That’s not actually a millennial at all. We were born from the early 80s up to 2000. Obviously there’s no strict end date but “after the late 90s” is definitely catching either no millennials or a year or two of our youngest.
Or in other words, I’m a millennial. I’ve signed my names to all kinds of important stuff. Bought many houses, gotten married, adopted a child, settled my late father’s estate. We’re definitely not kids anymore.
She’s 5 and she wants to … but realistically she’s only just mastered printing her name. But it’s definitely something she’s interested in, whenever she sees me sign my name she has me write hers in cursive and tries to copy it. It’s interesting to me that it’s so hard for her (a kid who is otherwise decent at drawing and printing for her age), especially because the letters in her name map fairly closely from printing to cursive, so there must really be something about the “flow” of cursive that is challenging.
It’s still part of the curriculum at her school so I imagine she’ll pick it up eventually.
I still think it is worth teaching in school, if only to give people exposure needed for reading historical documents or the option to write a different way.
Keyboarding is obviously much more valuable, though, so if it must be one or the other, I would ditch cursive.
Hell, I’m gen x and I can barely sign my name. I use the accursed cursive so rarely that it never feels right when the time comes to scrawl my name across something.
Of all the things to rightly complain about regarding millennials, this isn’t one.
Is just “making your mark” with an X still valid? (Or was it really ever for that matter?)

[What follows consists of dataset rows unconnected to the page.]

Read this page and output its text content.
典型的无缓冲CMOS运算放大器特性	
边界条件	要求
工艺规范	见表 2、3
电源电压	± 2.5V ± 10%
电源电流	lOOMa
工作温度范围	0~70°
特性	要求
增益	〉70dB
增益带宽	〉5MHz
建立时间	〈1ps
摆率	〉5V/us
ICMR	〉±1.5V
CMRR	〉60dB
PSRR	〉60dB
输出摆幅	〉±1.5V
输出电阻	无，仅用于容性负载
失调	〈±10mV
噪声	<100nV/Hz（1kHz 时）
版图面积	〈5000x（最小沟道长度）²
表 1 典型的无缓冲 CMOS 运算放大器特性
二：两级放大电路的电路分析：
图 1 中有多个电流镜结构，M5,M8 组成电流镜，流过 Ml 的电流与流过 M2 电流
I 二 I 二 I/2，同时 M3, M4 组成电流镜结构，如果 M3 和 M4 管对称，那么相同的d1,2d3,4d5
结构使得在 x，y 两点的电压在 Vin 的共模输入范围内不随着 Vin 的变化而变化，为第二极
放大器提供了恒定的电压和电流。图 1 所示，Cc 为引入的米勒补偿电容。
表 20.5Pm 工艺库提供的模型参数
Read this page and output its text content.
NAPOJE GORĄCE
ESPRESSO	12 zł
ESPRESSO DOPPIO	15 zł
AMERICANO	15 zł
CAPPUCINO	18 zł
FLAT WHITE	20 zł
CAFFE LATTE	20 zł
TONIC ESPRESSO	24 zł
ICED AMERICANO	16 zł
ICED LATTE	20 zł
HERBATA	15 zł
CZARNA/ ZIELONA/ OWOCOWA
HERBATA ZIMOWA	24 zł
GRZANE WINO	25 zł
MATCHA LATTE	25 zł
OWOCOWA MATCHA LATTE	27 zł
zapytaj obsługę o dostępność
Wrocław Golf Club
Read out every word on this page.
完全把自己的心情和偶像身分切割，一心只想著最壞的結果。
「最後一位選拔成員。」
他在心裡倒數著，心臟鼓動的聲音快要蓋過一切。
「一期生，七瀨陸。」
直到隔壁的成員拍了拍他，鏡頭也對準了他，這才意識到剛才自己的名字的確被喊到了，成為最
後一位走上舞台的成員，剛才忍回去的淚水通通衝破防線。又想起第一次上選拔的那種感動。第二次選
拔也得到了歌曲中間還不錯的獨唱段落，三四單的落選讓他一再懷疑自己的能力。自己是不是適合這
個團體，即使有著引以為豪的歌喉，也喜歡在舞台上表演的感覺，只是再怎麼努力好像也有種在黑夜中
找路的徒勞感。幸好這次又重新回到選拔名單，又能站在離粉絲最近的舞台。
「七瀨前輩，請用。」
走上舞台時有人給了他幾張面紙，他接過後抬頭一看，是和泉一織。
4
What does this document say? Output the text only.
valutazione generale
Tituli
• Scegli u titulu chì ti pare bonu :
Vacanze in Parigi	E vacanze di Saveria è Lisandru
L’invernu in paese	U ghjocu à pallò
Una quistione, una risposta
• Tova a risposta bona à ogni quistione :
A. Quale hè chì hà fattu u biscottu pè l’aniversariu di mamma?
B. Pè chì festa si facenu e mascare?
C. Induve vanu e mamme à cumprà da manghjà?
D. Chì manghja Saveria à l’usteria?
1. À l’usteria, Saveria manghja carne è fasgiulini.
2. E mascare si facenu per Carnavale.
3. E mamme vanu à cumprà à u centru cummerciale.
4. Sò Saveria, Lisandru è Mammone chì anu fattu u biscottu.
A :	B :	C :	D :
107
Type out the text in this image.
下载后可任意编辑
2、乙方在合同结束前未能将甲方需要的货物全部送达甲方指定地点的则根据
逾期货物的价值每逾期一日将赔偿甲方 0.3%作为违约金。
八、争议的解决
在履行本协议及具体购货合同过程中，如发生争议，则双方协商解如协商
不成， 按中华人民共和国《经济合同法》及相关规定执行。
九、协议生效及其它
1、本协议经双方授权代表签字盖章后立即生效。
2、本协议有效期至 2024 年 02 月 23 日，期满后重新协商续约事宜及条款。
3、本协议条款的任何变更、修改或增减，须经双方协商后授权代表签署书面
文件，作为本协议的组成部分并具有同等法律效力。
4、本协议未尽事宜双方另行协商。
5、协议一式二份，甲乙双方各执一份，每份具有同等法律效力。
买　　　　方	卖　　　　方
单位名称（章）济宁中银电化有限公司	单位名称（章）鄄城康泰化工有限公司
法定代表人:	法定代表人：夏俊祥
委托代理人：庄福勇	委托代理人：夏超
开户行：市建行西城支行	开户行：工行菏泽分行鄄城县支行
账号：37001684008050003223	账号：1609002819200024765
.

My almost 10-year-old can sign his name, but that is the only cursive he knows. However, I have told him that I am going to teach him to read cursive writing before he goes to college if he isn’t taught to at some point in his schooling. He said why, and I explained about research and “original sources,” then I impressed him with my ability to read 15th and 16th century script. I explained that I cannot write it, but I can read it. I showed him one of the notes his grandmother sends with gifts, because she writes in cursive, and said I’d also like him to be able to read them. He asked if I know how to write cursive, and I said yes, but like my brother and my husband, I have poor handwriting, so we all print.
Anyway, now he thinks of cursive as a secret code, and is sort of motivated to learn it. To read it, that is, not write it. I’m sort of amused, though, by the idea of a group of fifth grade boys learning long-hand so they can write notes the other kids can’t read.
Yeah, as mentioned a couple times in this thread, they are two names for the same generation. Generation Xers also, for a brief time, were also called Baby Busters (as well as a few other names) before the Gen X name caught on, thanks to Douglas Copeland’s novel. Gen Y and Millennials are similarly the same generation. Basically, they’re early 80s to late 90s/early 00s, depending on who’s doing the defining. The generation after the Millennials are known as Generation Z, the Homeland Generation, and the iGeneration. Not sure which one is going to stick yet, but it seems the default, at the moment, is Gen Z. In America Gen Z is regarded as starting somewhere from around 1998-2005, depending on who is doing the demography.
It irritates the hell out of me when some asshat demands that I spell out every letter of my first, middle, and last names because “this is a legal document.” It asks for my signature! I think I know better than you do what my signature looks like!
Born in '94. I’ve comfortably used the same cursive signature since I was 10-11ish. I did, however, go to a relatively prestigious private school catering to the children of English-speaking expatriates from grades 1-5, and learning to write cursive was an integral part of the 2nd grade curriculum.
My Danish peers generally have a stylized signature, but cannot write actual, standardized cursive, nor accurately read it without great issue - which is down to cursive simply not being an important part of the Danish primary school syllabus.
I’m an older millennial and I can write cursive and sign my name. Sometimes I wonder if my children will be the last generation that can actually use a pen and pencil.
That’s the only thing that really confused me about that whole “how to confuse a millenial”-thing - we were mostly 20-somethings when social media came along. Who are you talking to?
I’m a '68 vintage and I’ve never signed my name in cursive, but it’s a cultural thing. Writing your name down = cursive or block letters, depending on how bad your handwriting it. Signature = a scrawl which may or may not be related to your name at all.
It actually got me in trouble a couple of times with people who asked me to sign my name and got the scrawl.
Same here. The signature on my Social Security card I received and signed when I was in high school is of the same quality as for a written homework assignment. Now all you can really make out are my initials and the final letter of my last name.
At this point in life (I’m 41), my signature looks nothing like a cursive spelling of my name. It’s just a mark that I make on contracts and other legal documents.
When I was in Brazil last year, resolving my father’s legal affairs, I had to register my signature at the notary’s office (cartorio). The guy working there told me that they have one client whose signature is a drawing of a cat.